SickRage/lib/ftfy/compatibility.py

"""
Makes some function names and behavior consistent between Python 2 and
Python 3, and also between narrow and wide builds.
"""
from __future__ import unicode_literals
import sys
import re
import unicodedata

if sys.hexversion >= 0x03000000:
    from html import entities
    unichr = chr
    xrange = range
    PYTHON2 = False
else:
    import htmlentitydefs as entities
    unichr = unichr
    xrange = xrange
    PYTHON2 = True
htmlentitydefs = entities

PYTHON34_OR_LATER = (sys.hexversion >= 0x03040000)


def _narrow_unichr_workaround(codepoint):
    """
    A replacement for unichr() on narrow builds of Python.

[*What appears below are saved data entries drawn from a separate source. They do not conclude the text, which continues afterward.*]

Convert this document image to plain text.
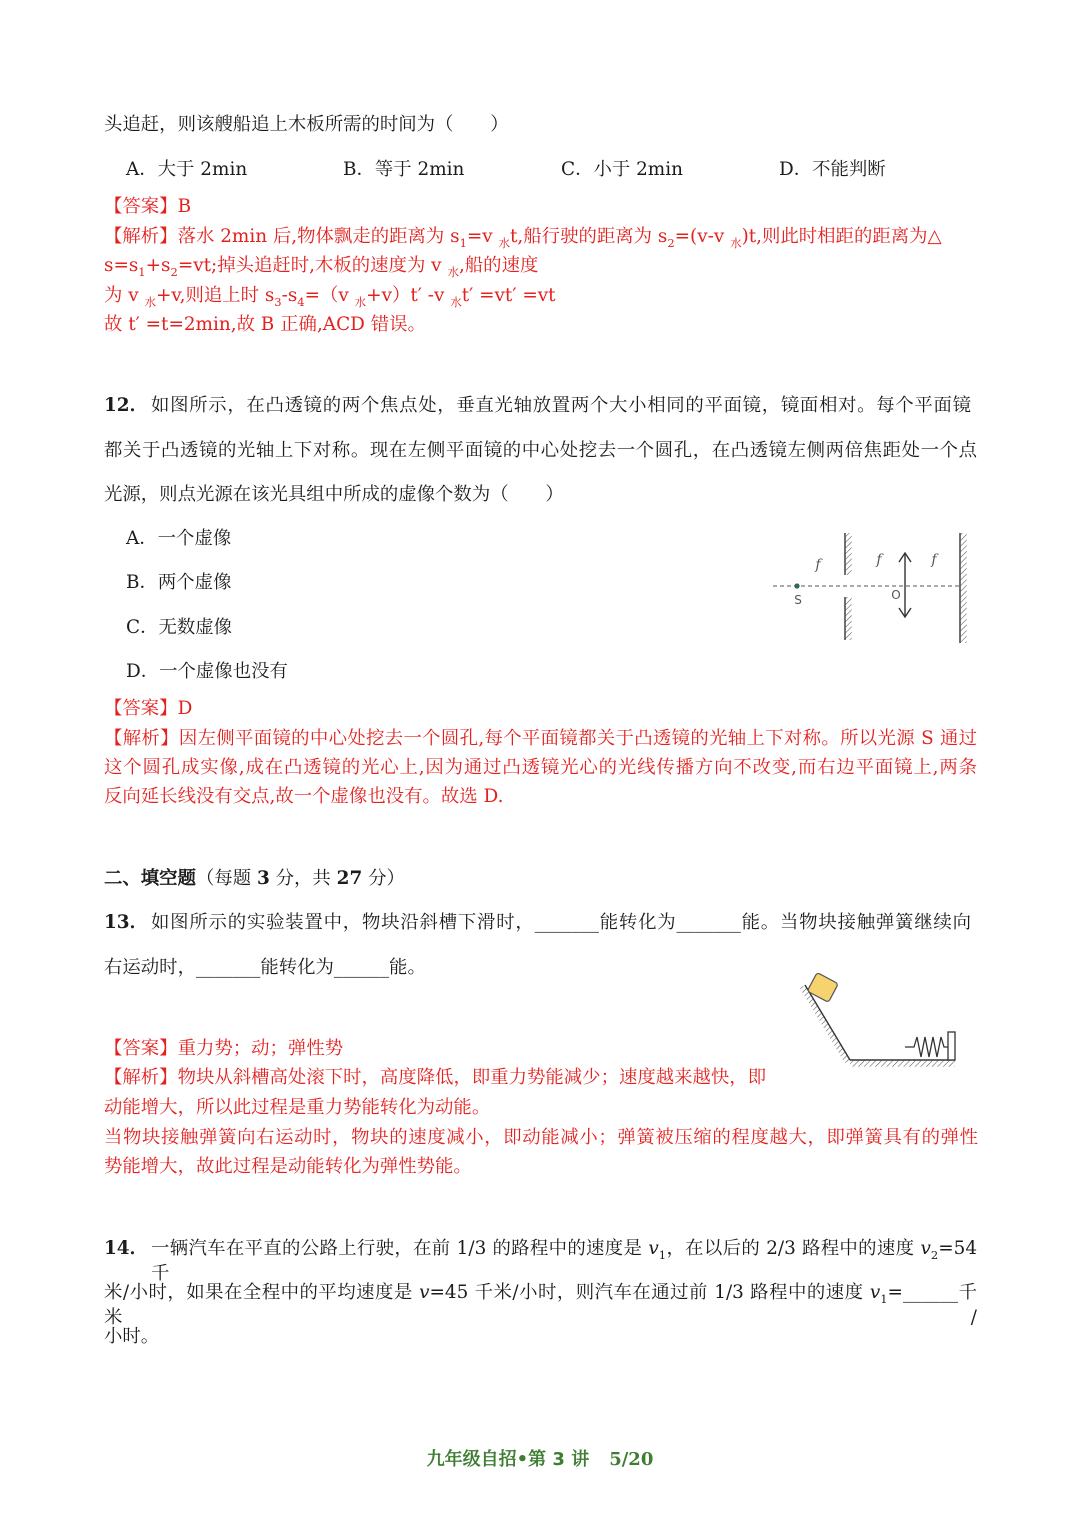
头追赶，则该艘船追上木板所需的时间为（　　）
A．大于 2min	B．等于 2min	C．小于 2min	D．不能判断
【答案】B
【解析】落水 2min 后,物体飘走的距离为 $s_1=v$ $_水$t,船行驶的距离为 $s_2=(v-v$ $_水$)t,则此时相距的距离为△
$s=s_1+s_2=vt$;掉头追赶时,木板的速度为 v $_水$,船的速度
为 v $_水$+v,则追上时 $s_3-s_4=(v$ $_水$+v）t′ -v $_水$t′ =vt′ =vt
故 t′ =t=2min,故 B 正确,ACD 错误。
12． 如图所示，在凸透镜的两个焦点处，垂直光轴放置两个大小相同的平面镜，镜面相对。每个平面镜
都关于凸透镜的光轴上下对称。现在左侧平面镜的中心处挖去一个圆孔，在凸透镜左侧两倍焦距处一个点
光源，则点光源在该光具组中所成的虚像个数为（　　）
A．一个虚像
B．两个虚像
C．无数虚像
D．一个虚像也没有
S
f	f	f
O
【答案】D
【解析】因左侧平面镜的中心处挖去一个圆孔,每个平面镜都关于凸透镜的光轴上下对称。所以光源 S 通过
这个圆孔成实像,成在凸透镜的光心上,因为通过凸透镜光心的光线传播方向不改变,而右边平面镜上,两条
反向延长线没有交点,故一个虚像也没有。故选 D.
二、填空题（每题 3 分，共 27 分）
13． 如图所示的实验装置中，物块沿斜槽下滑时，_______能转化为_______能。当物块接触弹簧继续向
右运动时，_______能转化为______能。
【答案】重力势；动；弹性势
【解析】物块从斜槽高处滚下时，高度降低，即重力势能减少；速度越来越快，即
动能增大，所以此过程是重力势能转化为动能。
当物块接触弹簧向右运动时，物块的速度减小，即动能减小；弹簧被压缩的程度越大，即弹簧具有的弹性
势能增大，故此过程是动能转化为弹性势能。
14． 一辆汽车在平直的公路上行驶，在前 1/3 的路程中的速度是 $v_1$，在以后的 2/3 路程中的速度 $v_2=54$ 千
米/小时，如果在全程中的平均速度是 v=45 千米/小时，则汽车在通过前 1/3 路程中的速度 $v_1=\_\_\_\_\_\_$千米/
小时。
九年级自招•第 3 讲 5/20
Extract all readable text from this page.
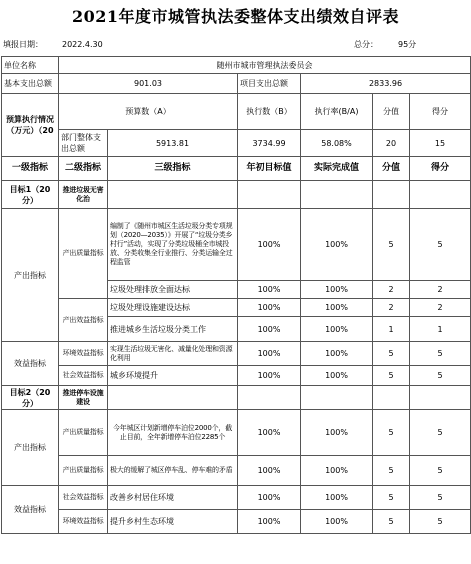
2021年度市城管执法委整体支出绩效自评表
填报日期： 2022.4.30	总分：	95分
单位名称	随州市城市管理执法委员会					
基本支出总额	901.03		项目支出总额	2833.96		
预算执行情况（万元）（20	预算数（A）		执行数（B）	执行率(B/A)	分值	得分
	部门整体支出总额	5913.81	3734.99	58.08%	20	15
一级指标	二级指标	三级指标	年初目标值	实际完成值	分值	得分
目标1（20分）	推进垃圾无害化治					
产出指标	产出质量指标	编制了《随州市城区生活垃圾分类专项规划（2020—2035）》开展了“垃圾分类乡村行”活动，实现了分类垃圾桶全市城投放、分类收集全行业推行、分类运输全过程监管	100%	100%	5	5
		垃圾处理排放全面达标	100%	100%	2	2
	产出效益指标	垃圾处理设施建设达标	100%	100%	2	2
		推进城乡生活垃圾分类工作	100%	100%	1	1
效益指标	环境效益指标	实现生活垃圾无害化、减量化处理和资源化利用	100%	100%	5	5
	社会效益指标	城乡环境提升	100%	100%	5	5
目标2（20分）	推进停车设施建设					
产出指标	产出质量指标	今年城区计划新增停车泊位2000个，截止目前，全年新增停车泊位2285个	100%	100%	5	5
	产出质量指标	极大的缓解了城区停车乱、停车难的矛盾	100%	100%	5	5
效益指标	社会效益指标	改善乡村居住环境	100%	100%	5	5
	环境效益指标	提升乡村生态环境	100%	100%	5	5
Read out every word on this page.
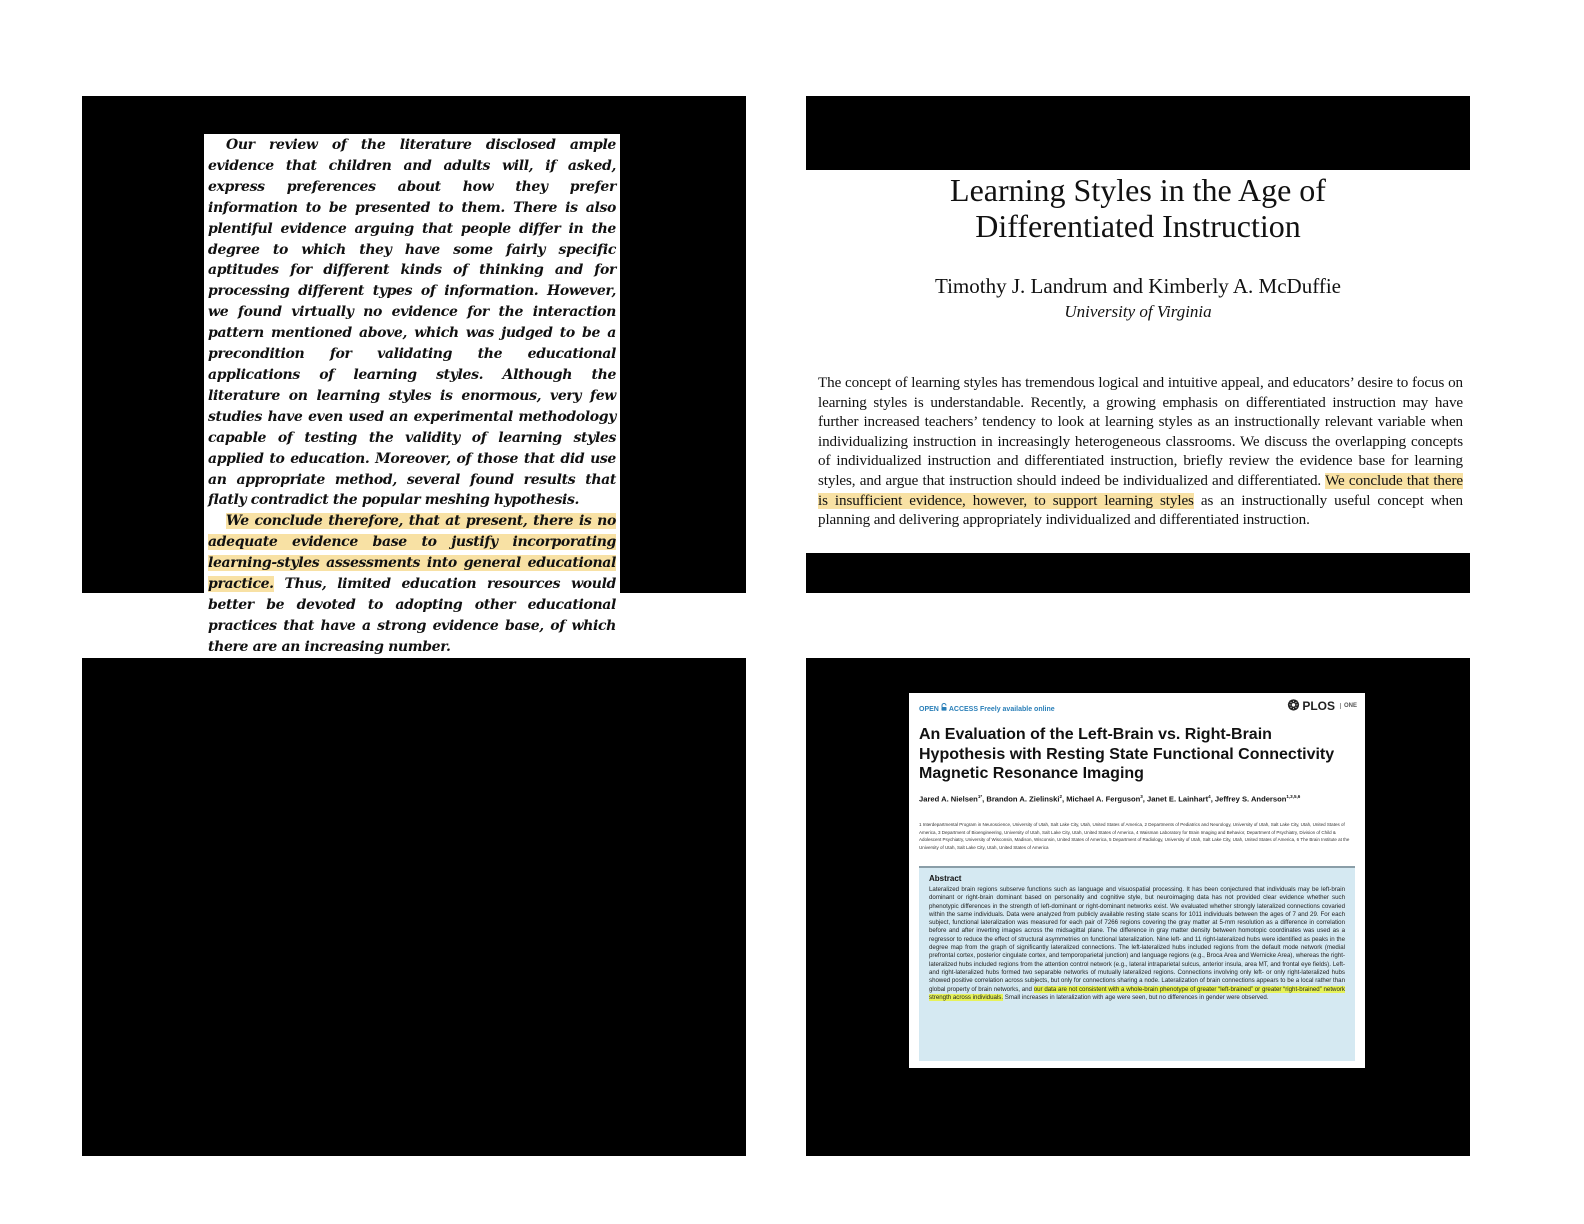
Our review of the literature disclosed ample evidence that children and adults will, if asked, express preferences about how they prefer information to be presented to them. There is also plentiful evidence arguing that people differ in the degree to which they have some fairly specific aptitudes for different kinds of thinking and for processing different types of information. However, we found virtually no evidence for the interaction pattern mentioned above, which was judged to be a precondition for validating the educational applications of learning styles. Although the literature on learning styles is enormous, very few studies have even used an experimental methodology capable of testing the validity of learning styles applied to education. Moreover, of those that did use an appropriate method, several found results that flatly contradict the popular meshing hypothesis.

We conclude therefore, that at present, there is no adequate evidence base to justify incorporating learning-styles assessments into general educational practice. Thus, limited education resources would better be devoted to adopting other educational practices that have a strong evidence base, of which there are an increasing number.

Learning Styles in the Age of
Differentiated Instruction
Timothy J. Landrum and Kimberly A. McDuffie
University of Virginia

The concept of learning styles has tremendous logical and intuitive appeal, and educators’ desire to focus on learning styles is understandable. Recently, a growing emphasis on differentiated instruction may have further increased teachers’ tendency to look at learning styles as an instructionally relevant variable when individualizing instruction in increasingly heterogeneous classrooms. We discuss the overlapping concepts of individualized instruction and differentiated instruction, briefly review the evidence base for learning styles, and argue that instruction should indeed be individualized and differentiated. We conclude that there is insufficient evidence, however, to support learning styles as an instructionally useful concept when planning and delivering appropriately individualized and differentiated instruction.

OPEN ACCESS Freely available online	❂ PLOS	ONE

An Evaluation of the Left-Brain vs. Right-Brain Hypothesis with Resting State Functional Connectivity Magnetic Resonance Imaging

Jared A. Nielsen$^{1*}$, Brandon A. Zielinski$^2$, Michael A. Ferguson$^3$, Janet E. Lainhart$^4$, Jeffrey S. Anderson$^{1,3,5,6}$

1 Interdepartmental Program in Neuroscience, University of Utah, Salt Lake City, Utah, United States of America, 2 Departments of Pediatrics and Neurology, University of Utah, Salt Lake City, Utah, United States of America, 3 Department of Bioengineering, University of Utah, Salt Lake City, Utah, United States of America, 4 Waisman Laboratory for Brain Imaging and Behavior, Department of Psychiatry, Division of Child & Adolescent Psychiatry, University of Wisconsin, Madison, Wisconsin, United States of America, 5 Department of Radiology, University of Utah, Salt Lake City, Utah, United States of America, 6 The Brain Institute at the University of Utah, Salt Lake City, Utah, United States of America

Abstract

Lateralized brain regions subserve functions such as language and visuospatial processing. It has been conjectured that individuals may be left-brain dominant or right-brain dominant based on personality and cognitive style, but neuroimaging data has not provided clear evidence whether such phenotypic differences in the strength of left-dominant or right-dominant networks exist. We evaluated whether strongly lateralized connections covaried within the same individuals. Data were analyzed from publicly available resting state scans for 1011 individuals between the ages of 7 and 29. For each subject, functional lateralization was measured for each pair of 7266 regions covering the gray matter at 5-mm resolution as a difference in correlation before and after inverting images across the midsagittal plane. The difference in gray matter density between homotopic coordinates was used as a regressor to reduce the effect of structural asymmetries on functional lateralization. Nine left- and 11 right-lateralized hubs were identified as peaks in the degree map from the graph of significantly lateralized connections. The left-lateralized hubs included regions from the default mode network (medial prefrontal cortex, posterior cingulate cortex, and temporoparietal junction) and language regions (e.g., Broca Area and Wernicke Area), whereas the right-lateralized hubs included regions from the attention control network (e.g., lateral intraparietal sulcus, anterior insula, area MT, and frontal eye fields). Left- and right-lateralized hubs formed two separable networks of mutually lateralized regions. Connections involving only left- or only right-lateralized hubs showed positive correlation across subjects, but only for connections sharing a node. Lateralization of brain connections appears to be a local rather than global property of brain networks, and our data are not consistent with a whole-brain phenotype of greater “left-brained” or greater “right-brained” network strength across individuals. Small increases in lateralization with age were seen, but no differences in gender were observed.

This will get
    us the narrow representation of an astral character, which will be
    a string of length two, containing two UTF-16 surrogates.
    """
    escaped = b'\\U%08x' % codepoint
    return escaped.decode('unicode-escape')


if sys.maxunicode < 0x10000:
    unichr = _narrow_unichr_workaround
    # In a narrow build of Python, we can't write a regex involving astral
    # characters. If we want to write the regex:
    #
    #   [\U00100000-\U0010ffff]
    #
    # The actual string that defines it quietly turns into:
    #
    #   [\udbc0\udc00-\udbff\udfff]
    #
    # And now the range operator only applies to the middle two characters.
    # It looks like a range that's going backwards from \dc00 to \dbff,
    # which is an error.
    #
    # What we can do instead is rewrite the expression to be _about_ the two
    # surrogates that make up the astral characters, instead of the characters
    # themselves. This would be wrong on a wide build, but it works on a
    # narrow build.
    UNSAFE_PRIVATE_USE_RE = re.compile('[\udbc0-\udbff][\udc00-\udfff]')
else:
    UNSAFE_PRIVATE_USE_RE = re.compile('[\U00100000-\U0010ffff]')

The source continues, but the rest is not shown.